Biography Publications

Matthew Steilen is Professor of Law and an Affiliated Faculty Member in the Department of Philosophy, College of Arts and Sciences. He holds a J.D. from Stanford Law School and a Ph.D. in Philosophy from Northwestern University, where he wrote a dissertation in contemporary metaphysics under Charles Travis, and was a University Fellow and a Searle Center Teaching Fellow. After graduating from Stanford, Steilen served as a law clerk to the Honorable Kermit V. Lipez of the United States Court of Appeals for the First Circuit. He is a member of the California Bar and was associated with the law firm of Covington & Burling LLP, where he practiced in civil litigation and did substantial pro bono work in the area of constitutional rights.
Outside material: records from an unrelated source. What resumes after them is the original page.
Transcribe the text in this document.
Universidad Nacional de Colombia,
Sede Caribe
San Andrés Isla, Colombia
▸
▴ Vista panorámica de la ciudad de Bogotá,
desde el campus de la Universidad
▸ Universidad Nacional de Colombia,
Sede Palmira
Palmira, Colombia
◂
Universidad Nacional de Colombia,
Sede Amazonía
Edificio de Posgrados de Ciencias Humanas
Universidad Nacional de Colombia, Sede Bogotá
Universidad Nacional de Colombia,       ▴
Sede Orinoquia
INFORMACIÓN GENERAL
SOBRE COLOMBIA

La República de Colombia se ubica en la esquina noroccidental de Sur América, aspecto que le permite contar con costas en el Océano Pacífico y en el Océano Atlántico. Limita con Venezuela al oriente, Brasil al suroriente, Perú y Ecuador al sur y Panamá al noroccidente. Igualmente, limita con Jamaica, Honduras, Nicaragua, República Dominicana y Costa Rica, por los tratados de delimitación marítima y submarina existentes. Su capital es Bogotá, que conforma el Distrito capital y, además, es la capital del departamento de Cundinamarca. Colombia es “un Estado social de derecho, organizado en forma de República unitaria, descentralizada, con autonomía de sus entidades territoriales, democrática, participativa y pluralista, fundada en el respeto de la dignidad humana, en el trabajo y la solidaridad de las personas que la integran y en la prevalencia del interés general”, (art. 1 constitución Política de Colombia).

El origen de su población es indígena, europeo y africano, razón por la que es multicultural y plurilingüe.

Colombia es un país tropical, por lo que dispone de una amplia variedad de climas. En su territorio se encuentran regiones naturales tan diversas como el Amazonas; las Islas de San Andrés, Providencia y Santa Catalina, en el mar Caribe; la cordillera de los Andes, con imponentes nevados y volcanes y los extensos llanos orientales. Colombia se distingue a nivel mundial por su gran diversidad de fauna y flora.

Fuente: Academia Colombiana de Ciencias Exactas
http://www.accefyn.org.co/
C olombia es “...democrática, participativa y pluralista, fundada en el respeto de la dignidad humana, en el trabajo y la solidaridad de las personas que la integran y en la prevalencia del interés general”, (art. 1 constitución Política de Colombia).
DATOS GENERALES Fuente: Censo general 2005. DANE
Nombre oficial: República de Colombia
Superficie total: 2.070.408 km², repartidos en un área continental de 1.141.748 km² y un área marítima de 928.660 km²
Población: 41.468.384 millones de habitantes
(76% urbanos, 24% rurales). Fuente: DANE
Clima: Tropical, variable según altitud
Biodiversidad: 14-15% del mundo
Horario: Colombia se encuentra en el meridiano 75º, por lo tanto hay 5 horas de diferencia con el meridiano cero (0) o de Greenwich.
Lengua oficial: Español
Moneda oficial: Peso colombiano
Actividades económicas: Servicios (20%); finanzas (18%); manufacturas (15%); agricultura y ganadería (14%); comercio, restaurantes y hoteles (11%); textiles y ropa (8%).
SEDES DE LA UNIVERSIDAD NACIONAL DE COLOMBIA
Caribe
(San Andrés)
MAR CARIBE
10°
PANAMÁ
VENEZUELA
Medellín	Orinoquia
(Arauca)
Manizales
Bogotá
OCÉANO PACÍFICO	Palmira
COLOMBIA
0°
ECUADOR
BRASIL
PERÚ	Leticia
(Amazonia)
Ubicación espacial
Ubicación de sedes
Steilen teaches and writes in the areas of constitutional law and legal history. At UB, he has taught Constitutional Law, Federal Courts, Administrative Law, Complex Litigation, and Civil Procedure, as well as seminars on administrative history and history of the common law. His central research interest is the development of legal institutions and ideas. His articles have examined judicial review, due process, royal prerogative, presidential powers of non-enforcement, constitutional conventions, and legislative attainders in New York, Pennsylvania, and Virginia during the American Revolution, among other topics. His work has appeared in peer-reviewed journals, including Law and History Review and Legal Theory, and been selected for inclusion in the Harvard/Stanford/Yale Junior Faculty Forum and the Law and Humanities Junior Scholar Workshop.
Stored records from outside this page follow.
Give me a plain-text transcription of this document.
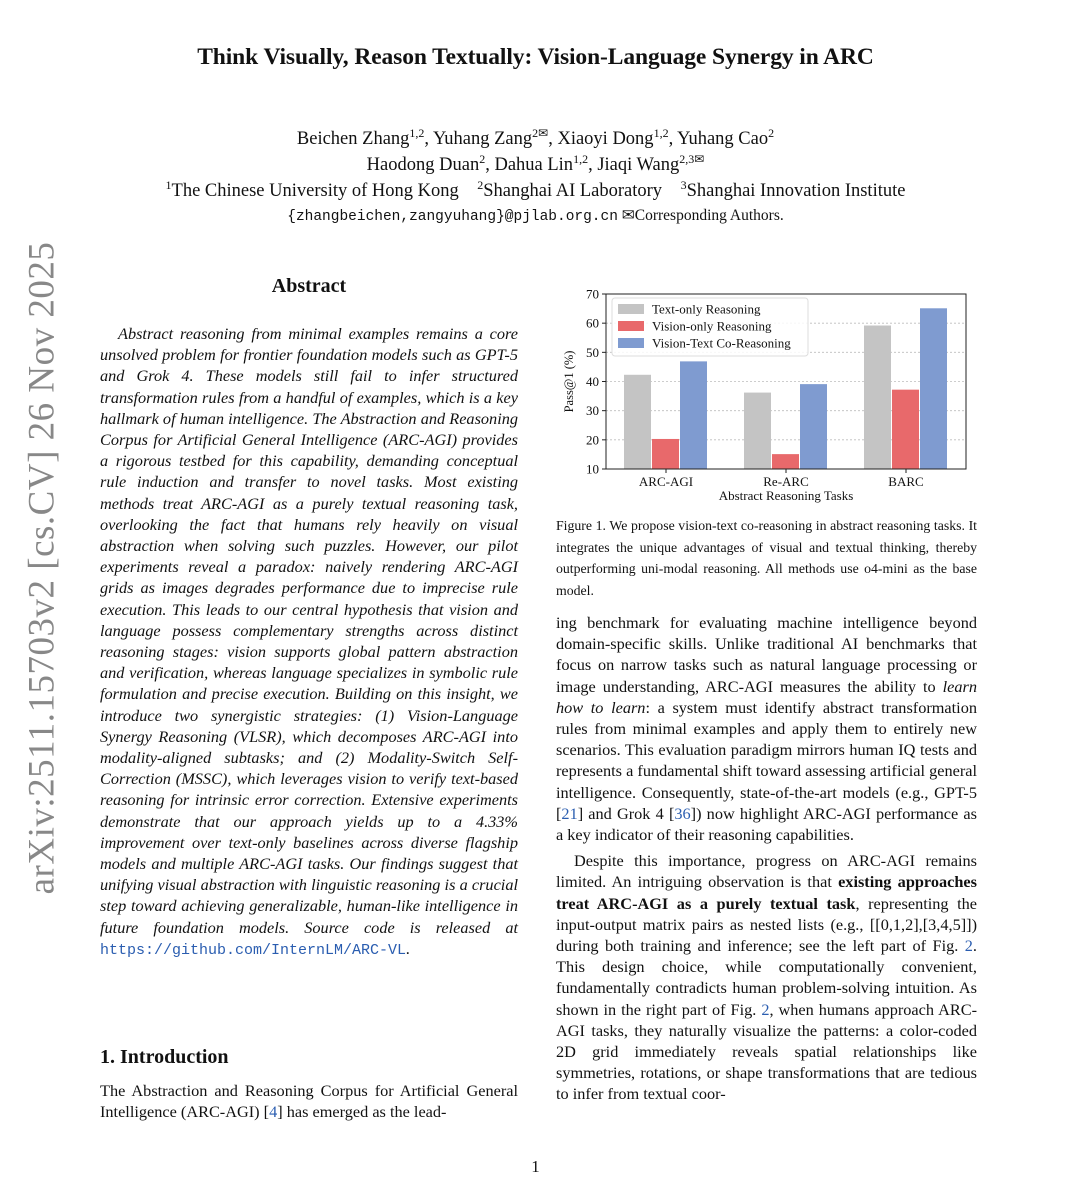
Think Visually, Reason Textually: Vision-Language Synergy in ARC
Beichen Zhang$^{1,2}$, Yuhang Zang$^{2✉}$, Xiaoyi Dong$^{1,2}$, Yuhang Cao$^2$
Haodong Duan$^2$, Dahua Lin$^{1,2}$, Jiaqi Wang$^{2,3✉}$
$^1$The Chinese University of Hong Kong $^2$Shanghai AI Laboratory $^3$Shanghai Innovation Institute
{zhangbeichen,zangyuhang}@pjlab.org.cn ✉Corresponding Authors.
arXiv:2511.15703v2 [cs.CV] 26 Nov 2025	Abstract
Abstract reasoning from minimal examples remains a core unsolved problem for frontier foundation models such as GPT-5 and Grok 4. These models still fail to infer structured transformation rules from a handful of examples, which is a key hallmark of human intelligence. The Abstraction and Reasoning Corpus for Artificial General Intelligence (ARC-AGI) provides a rigorous testbed for this capability, demanding conceptual rule induction and transfer to novel tasks. Most existing methods treat ARC-AGI as a purely textual reasoning task, overlooking the fact that humans rely heavily on visual abstraction when solving such puzzles. However, our pilot experiments reveal a paradox: naively rendering ARC-AGI grids as images degrades performance due to imprecise rule execution. This leads to our central hypothesis that vision and language possess complementary strengths across distinct reasoning stages: vision supports global pattern abstraction and verification, whereas language specializes in symbolic rule formulation and precise execution. Building on this insight, we introduce two synergistic strategies: (1) Vision-Language Synergy Reasoning (VLSR), which decomposes ARC-AGI into modality-aligned subtasks; and (2) Modality-Switch Self-Correction (MSSC), which leverages vision to verify text-based reasoning for intrinsic error correction. Extensive experiments demonstrate that our approach yields up to a 4.33% improvement over text-only baselines across diverse flagship models and multiple ARC-AGI tasks. Our findings suggest that unifying visual abstraction with linguistic reasoning is a crucial step toward achieving generalizable, human-like intelligence in future foundation models. Source code is released at https://github.com/InternLM/ARC-VL.
1. Introduction
The Abstraction and Reasoning Corpus for Artificial General Intelligence (ARC-AGI) [4] has emerged as the lead-
10
20
30
40
50
60
70
ARC-AGI	Re-ARC	BARC
Text-only Reasoning
Vision-only Reasoning
Vision-Text Co-Reasoning
Pass@1 (%)
Abstract Reasoning Tasks
Figure 1. We propose vision-text co-reasoning in abstract reasoning tasks. It integrates the unique advantages of visual and textual thinking, thereby outperforming uni-modal reasoning. All methods use o4-mini as the base model.

ing benchmark for evaluating machine intelligence beyond domain-specific skills. Unlike traditional AI benchmarks that focus on narrow tasks such as natural language processing or image understanding, ARC-AGI measures the ability to learn how to learn: a system must identify abstract transformation rules from minimal examples and apply them to entirely new scenarios. This evaluation paradigm mirrors human IQ tests and represents a fundamental shift toward assessing artificial general intelligence. Consequently, state-of-the-art models (e.g., GPT-5 [21] and Grok 4 [36]) now highlight ARC-AGI performance as a key indicator of their reasoning capabilities.

Despite this importance, progress on ARC-AGI remains limited. An intriguing observation is that existing approaches treat ARC-AGI as a purely textual task, representing the input-output matrix pairs as nested lists (e.g., [[0,1,2],[3,4,5]]) during both training and inference; see the left part of Fig. 2. This design choice, while computationally convenient, fundamentally contradicts human problem-solving intuition. As shown in the right part of Fig. 2, when humans approach ARC-AGI tasks, they naturally visualize the patterns: a color-coded 2D grid immediately reveals spatial relationships like symmetries, rotations, or shape transformations that are tedious to infer from textual coor-

1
Steilen has been a visiting legal scholar at the Institute for Legal Studies at the University of Wisconsin and was twice awarded a short-term fellowship to conduct research at the International Center for Jefferson Studies at Monticello. In 2023-2024, he will be a visitor at the Faculty of Law, Cambridge University, where he will complete a manuscript on early English parliaments currently under contract with Routledge academic press.